We might have learned a special case of the Heisenberg’s general uncertainty principle from high school or college physics courses that the more precisely the position of some particle is determined, the less precisely its momentum can be predicted from initial conditions, and vice versa. In this case, the two physical observables are position and momentum.

Formally, the Heisenberg’s general uncertainty principle states that the product of the variances of two arbitrary hermitian operators on a given state is always greater than or equal to one-fourth the square of the expected value of their commutator. In formulas:

$$\mathbb{V}_{\psi}(\Omega_1) \mathbb{V}_{\psi}(\Omega_2) \geq \frac{1}{4} | \langle [\Omega_1, \Omega_2] \rangle_{\psi} | ^2$$

where $\mathbb{V}_{\psi}(\Omega_1)$ and $\mathbb{V}_{\psi}(\Omega_2)$ are using the notations from my previous post, $[\Omega_1, \Omega_2]$ is called the commutator of $\Omega_1$ and $\Omega_2$, and $[\Omega_1, \Omega_2] = \Omega_1 \Omega_2 - \Omega_2 \Omega_1$.

In this blog post, I would like to show a mathematical proof for Heisenberg’s general uncertainty principle.

## Prerequisites

We would use the following four theorems and properties to prove Heisenberg’s general uncertainty principle.

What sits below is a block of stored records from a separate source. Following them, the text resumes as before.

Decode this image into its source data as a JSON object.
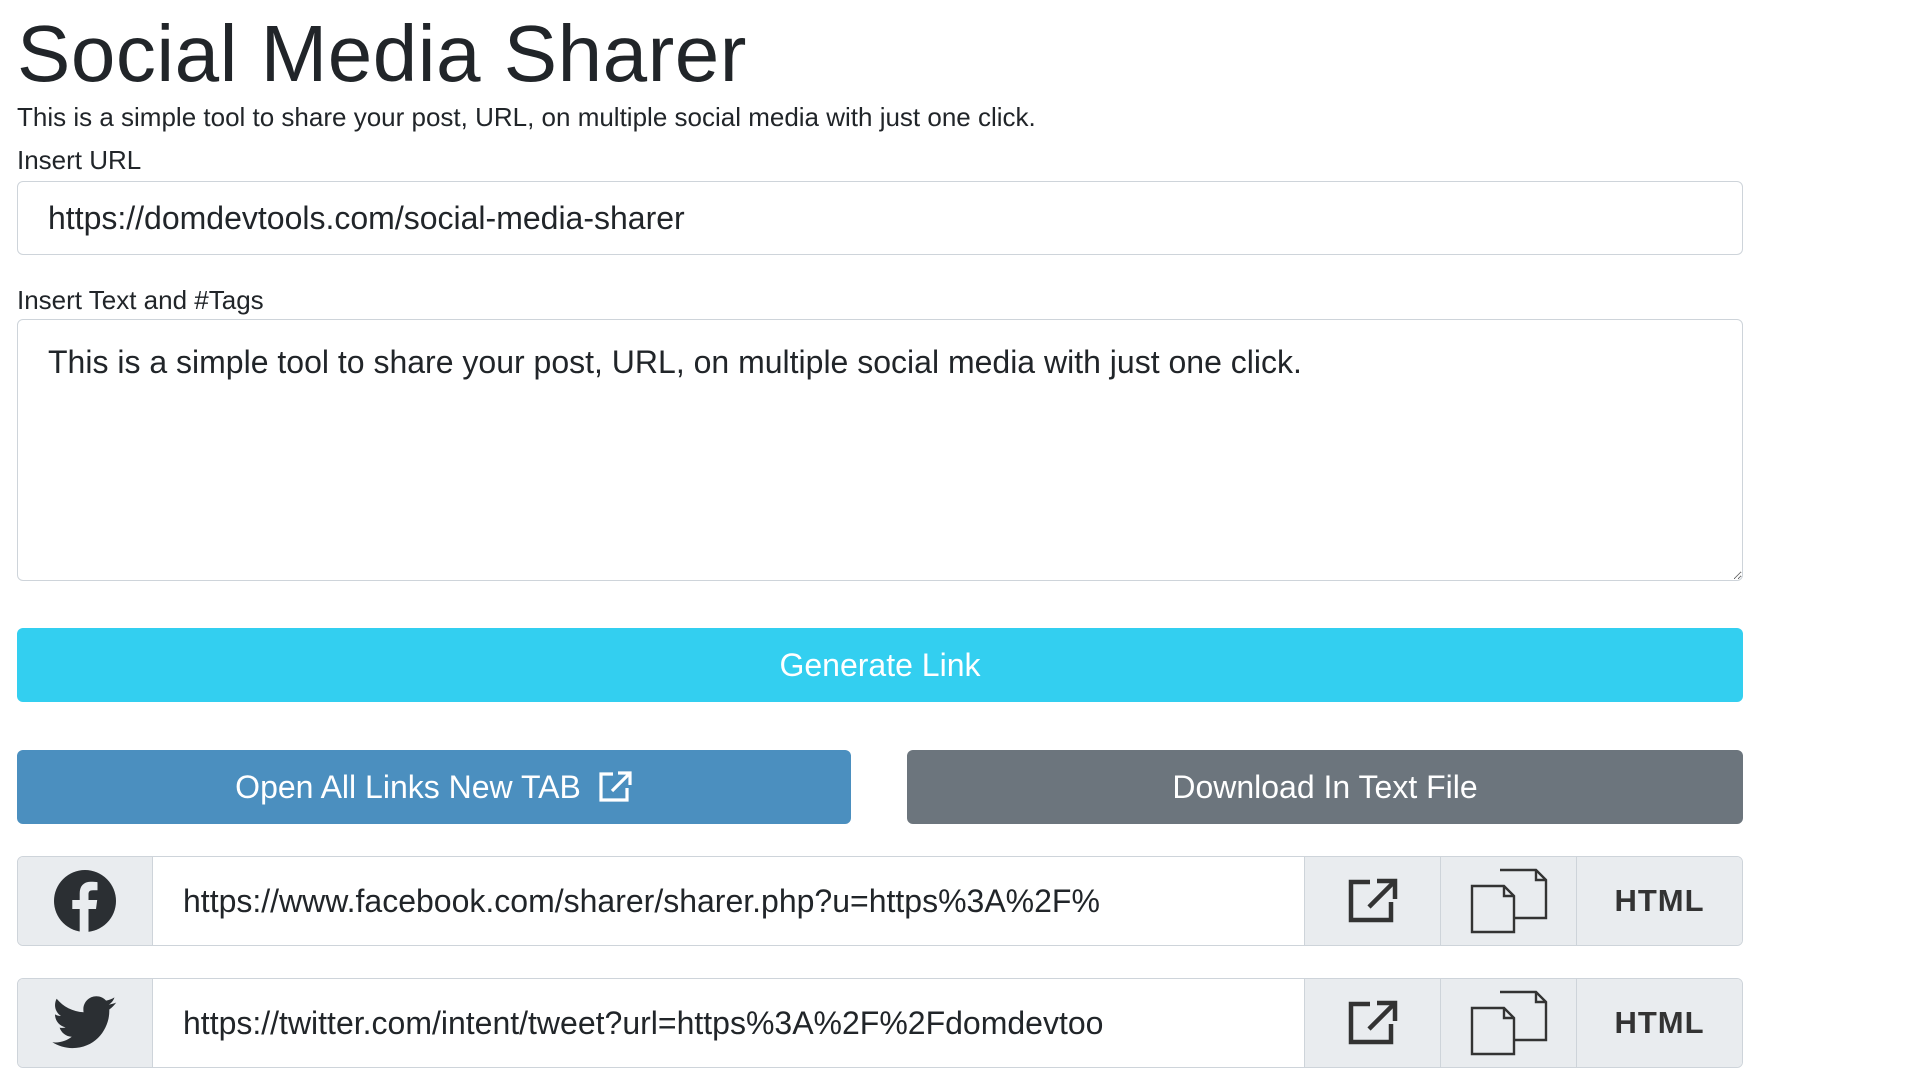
{
  "page": {
    "title": "Social Media Sharer",
    "description": "This is a simple tool to share your post, URL, on multiple social media with just one click."
  },
  "form": {
    "url_label": "Insert URL",
    "url_value": "https://domdevtools.com/social-media-sharer",
    "text_label": "Insert Text and #Tags",
    "text_value": "This is a simple tool to share your post, URL, on multiple social media with just one click."
  },
  "actions": {
    "generate_label": "Generate Link",
    "open_all_label": "Open All Links New TAB",
    "download_label": "Download In Text File"
  },
  "shares": [
    {
      "network": "facebook",
      "icon": "facebook-icon",
      "link": "https://www.facebook.com/sharer/sharer.php?u=https%3A%2F%",
      "html_label": "HTML"
    },
    {
      "network": "twitter",
      "icon": "twitter-icon",
      "link": "https://twitter.com/intent/tweet?url=https%3A%2F%2Fdomdevtoo",
      "html_label": "HTML"
    }
  ],
  "colors": {
    "generate_button": "#33cff0",
    "open_all_button": "#4b8fbf",
    "download_button": "#6c757d",
    "addon_background": "#e9ecef",
    "border": "#ced4da"
  }
}
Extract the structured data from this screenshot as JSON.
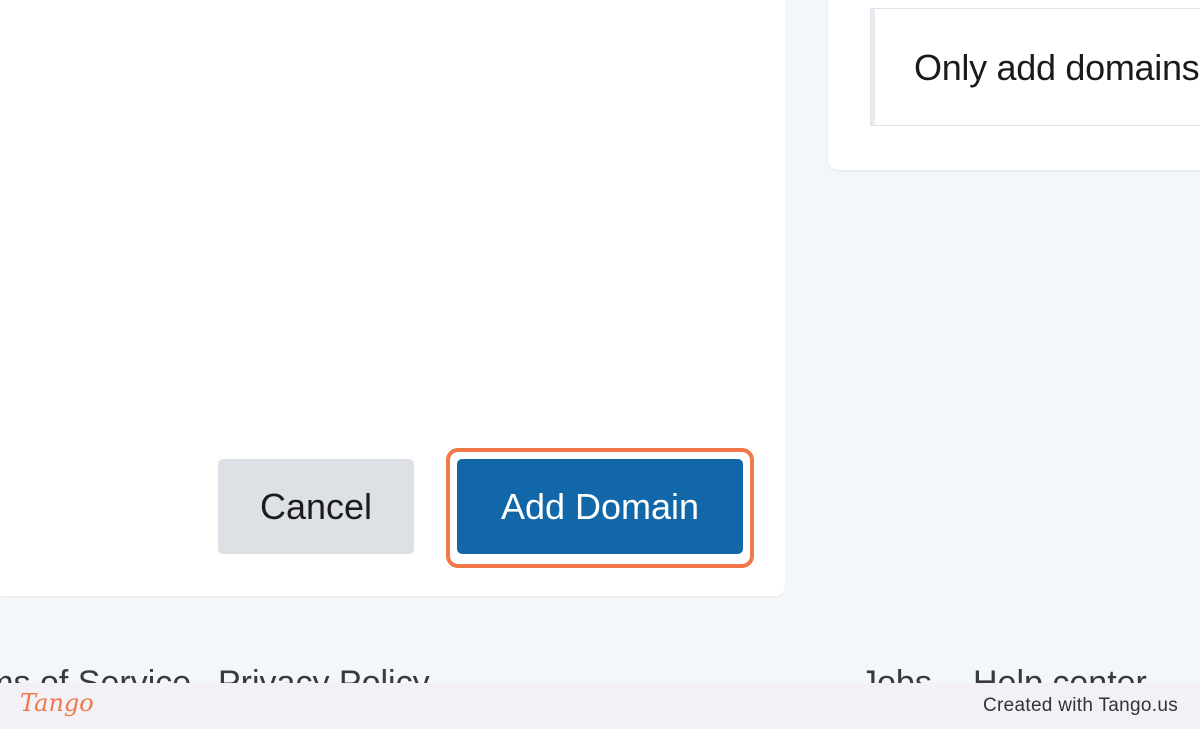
{
  "notice": {
    "text": "Only add domains"
  },
  "dialog_actions": {
    "cancel_label": "Cancel",
    "add_domain_label": "Add Domain"
  },
  "footer": {
    "links": [
      "Terms of Service",
      "Privacy Policy",
      "Jobs",
      "Help center"
    ]
  },
  "tango_bar": {
    "logo": "Tango",
    "credit": "Created with Tango.us"
  },
  "colors": {
    "primary_button": "#1167a7",
    "highlight": "#f0784a",
    "page_background": "#f4f7fa"
  }
}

### Cauchy–Schwarz Inequality

The Cauchy–Schwarz inequality states that for all vectors $u$ and $v$ of an inner product space it is true that

$$\langle u, u \rangle \langle v, v \rangle \geq | \langle u, v \rangle | ^ 2$$

The proof could be found on Wikipedia.

### Imaginary Part of Vector Inner Product

The imaginary part of the inner product of all vectors $u$ and $v$, $\text{Im}\big(\langle u, v \rangle\big)$, could be computed as

$$\text{Im}\big( \langle u, v \rangle \big) = \frac{1}{2i} \big(\langle u, v \rangle - \langle v, u \rangle \big)$$

Assuming $u = a_1 + b_1 i$ and $v = a_2 + b_2 i$, where $a_1$, $a_2$, $b_1$, and $b_2$ are real (column) vectors.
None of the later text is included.